Chile perdió 344.278 hectáreas de superficie cubierta por glaciares entre 1998 y 2025, de acuerdo con un estudio de MapBiomas Agua. La cifra, obtenida a partir de un mapeo satelital que cubre casi tres décadas, equivale a 21 veces el área de Rapa Nui y representa el primer registro público y homologado sobre la evolución de los glaciares en las cuatro macrozonas del país: norte, centro, sur y austral.
La investigación corresponde a la primera colección de MapBiomas Agua Chile dedicada al monitoreo de la superficie de agua y los glaciares, y fue elaborada por especialistas de la Universidad de Chile, la Universidad de Concepción y la Universidad de La Frontera.
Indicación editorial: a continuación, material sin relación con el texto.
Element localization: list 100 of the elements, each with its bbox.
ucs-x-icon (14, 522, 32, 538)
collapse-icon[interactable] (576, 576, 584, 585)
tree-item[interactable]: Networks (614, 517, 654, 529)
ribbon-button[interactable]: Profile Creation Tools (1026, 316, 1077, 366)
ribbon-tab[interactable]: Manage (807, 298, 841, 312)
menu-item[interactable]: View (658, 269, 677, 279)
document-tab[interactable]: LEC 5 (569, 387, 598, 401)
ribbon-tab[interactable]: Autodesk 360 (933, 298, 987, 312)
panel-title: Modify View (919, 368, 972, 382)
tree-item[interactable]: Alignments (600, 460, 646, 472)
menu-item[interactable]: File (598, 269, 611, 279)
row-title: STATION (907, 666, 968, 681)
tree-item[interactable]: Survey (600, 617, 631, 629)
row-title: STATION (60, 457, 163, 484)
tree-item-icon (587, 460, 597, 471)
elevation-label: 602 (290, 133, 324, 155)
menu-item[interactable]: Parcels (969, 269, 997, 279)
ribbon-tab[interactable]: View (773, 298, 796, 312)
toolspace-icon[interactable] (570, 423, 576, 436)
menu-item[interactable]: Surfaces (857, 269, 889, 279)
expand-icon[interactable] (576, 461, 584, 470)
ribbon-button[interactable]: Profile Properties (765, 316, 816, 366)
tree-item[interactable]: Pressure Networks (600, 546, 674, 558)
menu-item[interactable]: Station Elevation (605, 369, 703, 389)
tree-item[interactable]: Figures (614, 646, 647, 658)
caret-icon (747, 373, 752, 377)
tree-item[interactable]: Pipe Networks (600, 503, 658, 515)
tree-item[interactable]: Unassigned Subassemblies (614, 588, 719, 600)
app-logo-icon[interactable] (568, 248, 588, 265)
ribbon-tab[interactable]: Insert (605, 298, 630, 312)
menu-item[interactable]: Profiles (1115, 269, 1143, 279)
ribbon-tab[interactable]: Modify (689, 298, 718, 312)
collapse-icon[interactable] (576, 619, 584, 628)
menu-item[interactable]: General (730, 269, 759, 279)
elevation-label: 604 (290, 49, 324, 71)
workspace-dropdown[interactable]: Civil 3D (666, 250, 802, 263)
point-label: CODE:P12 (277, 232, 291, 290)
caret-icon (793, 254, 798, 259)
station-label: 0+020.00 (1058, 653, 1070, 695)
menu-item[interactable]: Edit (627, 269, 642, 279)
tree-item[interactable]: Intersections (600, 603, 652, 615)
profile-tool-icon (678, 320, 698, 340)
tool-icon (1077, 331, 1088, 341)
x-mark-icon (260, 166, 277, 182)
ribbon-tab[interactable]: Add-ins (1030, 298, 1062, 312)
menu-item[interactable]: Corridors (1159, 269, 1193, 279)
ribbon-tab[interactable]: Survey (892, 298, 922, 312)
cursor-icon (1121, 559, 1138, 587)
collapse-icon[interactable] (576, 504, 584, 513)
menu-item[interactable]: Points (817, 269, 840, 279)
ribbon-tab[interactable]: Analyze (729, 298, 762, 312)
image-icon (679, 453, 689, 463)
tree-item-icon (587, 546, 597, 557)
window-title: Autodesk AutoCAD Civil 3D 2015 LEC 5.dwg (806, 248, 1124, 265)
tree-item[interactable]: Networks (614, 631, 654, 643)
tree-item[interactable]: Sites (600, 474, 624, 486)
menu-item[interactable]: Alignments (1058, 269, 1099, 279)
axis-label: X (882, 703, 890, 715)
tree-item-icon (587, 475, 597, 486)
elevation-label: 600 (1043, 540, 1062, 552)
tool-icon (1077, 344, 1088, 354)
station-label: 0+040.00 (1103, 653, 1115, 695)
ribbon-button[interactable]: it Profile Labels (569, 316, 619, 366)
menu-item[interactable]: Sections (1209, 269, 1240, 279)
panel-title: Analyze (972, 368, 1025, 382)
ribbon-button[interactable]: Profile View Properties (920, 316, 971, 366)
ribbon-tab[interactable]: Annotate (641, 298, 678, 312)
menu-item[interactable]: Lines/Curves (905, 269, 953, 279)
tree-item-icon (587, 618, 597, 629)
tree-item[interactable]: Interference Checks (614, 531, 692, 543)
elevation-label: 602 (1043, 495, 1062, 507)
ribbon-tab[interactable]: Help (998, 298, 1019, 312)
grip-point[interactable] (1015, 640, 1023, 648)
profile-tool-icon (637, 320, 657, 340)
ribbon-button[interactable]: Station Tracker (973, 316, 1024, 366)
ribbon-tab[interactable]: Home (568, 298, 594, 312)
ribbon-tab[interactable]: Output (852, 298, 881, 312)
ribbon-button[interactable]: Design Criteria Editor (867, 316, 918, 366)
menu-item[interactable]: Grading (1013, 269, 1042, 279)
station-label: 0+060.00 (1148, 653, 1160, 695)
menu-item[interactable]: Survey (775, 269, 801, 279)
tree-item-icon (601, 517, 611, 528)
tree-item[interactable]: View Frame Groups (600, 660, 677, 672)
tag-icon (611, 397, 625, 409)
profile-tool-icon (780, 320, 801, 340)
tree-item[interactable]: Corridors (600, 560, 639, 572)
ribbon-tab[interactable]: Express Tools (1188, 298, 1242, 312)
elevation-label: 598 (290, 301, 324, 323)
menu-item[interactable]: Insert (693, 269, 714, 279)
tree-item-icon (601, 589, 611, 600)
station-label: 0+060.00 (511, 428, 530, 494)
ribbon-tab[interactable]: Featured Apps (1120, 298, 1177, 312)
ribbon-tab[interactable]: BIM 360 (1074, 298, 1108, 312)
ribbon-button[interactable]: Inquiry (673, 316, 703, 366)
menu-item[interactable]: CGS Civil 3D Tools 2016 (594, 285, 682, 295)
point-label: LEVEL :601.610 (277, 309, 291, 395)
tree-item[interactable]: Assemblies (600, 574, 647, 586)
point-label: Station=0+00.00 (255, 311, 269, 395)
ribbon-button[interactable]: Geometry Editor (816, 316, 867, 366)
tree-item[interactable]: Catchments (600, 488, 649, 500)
Los glaciares son masas de hielo perenne formadas por la acumulación y compactación de nieve, y Chile concentra cerca del 80% de los glaciares andinos, un factor que incide directamente en la disponibilidad de agua dulce en el actual escenario de megasequía y crisis climática.
Glaciar Echaurren reducido a la mitad de su superficie original.
Foto: Universidad de Chile.
¿Qué regiones perdieron más glaciares?
Según el estudio, Ñuble es la región más afectada del país, con una pérdida del 91% de su superficie glaciar en 28 años. Le sigue la macrozona centro, que abarca desde Valparaíso hasta el Maule, con un retroceso proporcional del 50,19%. La Región Metropolitana, por su parte, perdió un 48% de su superficie glaciar, pese a concentrar —junto a O'Higgins— menos del 2% del hielo nacional.
En términos absolutos, Magallanes presenta la mayor pérdida del país, con más de 1.000 km² de hielo desaparecido, aunque junto a Aysén todavía concentra el 95,2% de la superficie glaciar remanente. En contraste, el estudio documenta el caso del glaciar Pío XI, en la zona austral, que ha mantenido un avance sostenido de sus frentes pese a la tendencia general de retroceso.
Alexis Segovia, especialista en glaciares, explicó que estos cuerpos de hielo "son tremendamente relevantes porque entregan un flujo continuo de agua a las cuencas, sobre todo en épocas de verano y de sequía, que es cuando más necesitamos agua". El investigador agregó que "esta agua la usamos para todo tipo de actividades industriales, domésticas, el agua que sale de la llave viene en su gran mayoría de los glaciares, sobre todo en verano y también los glaciares constituyen un atractivo turístico y una relación con las comunidades o poblaciones que viven cerca de la montaña".
Desprendimientos de icebergs en el glaciar Grey.
Foto: Agencia UNO.
Pérdida de agua
Además del retroceso glaciar, el estudio midió la superficie de agua superficial del país, que en 2025 alcanza las 1.228.652 hectáreas, equivalentes a 14 veces el Lago Llanquihue. La cifra evidencia, no obstante, una pérdida cercana a las 40 mil hectáreas desde el inicio de la megasequía. Esta agua se concentra mayoritariamente en el sur: la macrozona austral reúne cerca del 60% del total, seguida por la macrozona sur con un 35%, mientras que las macrozonas centro y norte apenas representan un 3% y un 2%, respectivamente.
Al respecto, Valeria Castro, integrante del equipo técnico de MapBiomas Chile, señaló que "el agua superficial en lagos, lagunas, embalses, fiordos, ríos u otros sectores del territorio varía a través del tiempo, incluso dentro de un mismo año, debido a los efectos estacionales que ocurren en el territorio". Asimismo, indicó que "estos cuerpos de agua son indicadores sensibles de sequía, inundaciones e incluso cambios de uso de suelo en el territorio", y que su monitoreo "permite evaluar la seguridad hídrica del territorio y también detectar tempranamente alteraciones ambientales".
Los datos de MapBiomas Agua son de acceso público y gratuito bajo licencia Creative Commons CC-BY, y están disponibles en la plataforma del proyecto. MapBiomas es una red internacional de ONG, universidades y empresas de tecnología nacida en Brasil, que en los últimos años se ha expandido a distintos países de la región, incluido Chile, donde ya prepara además una colección especializada en incendios, MapBiomas Fuego.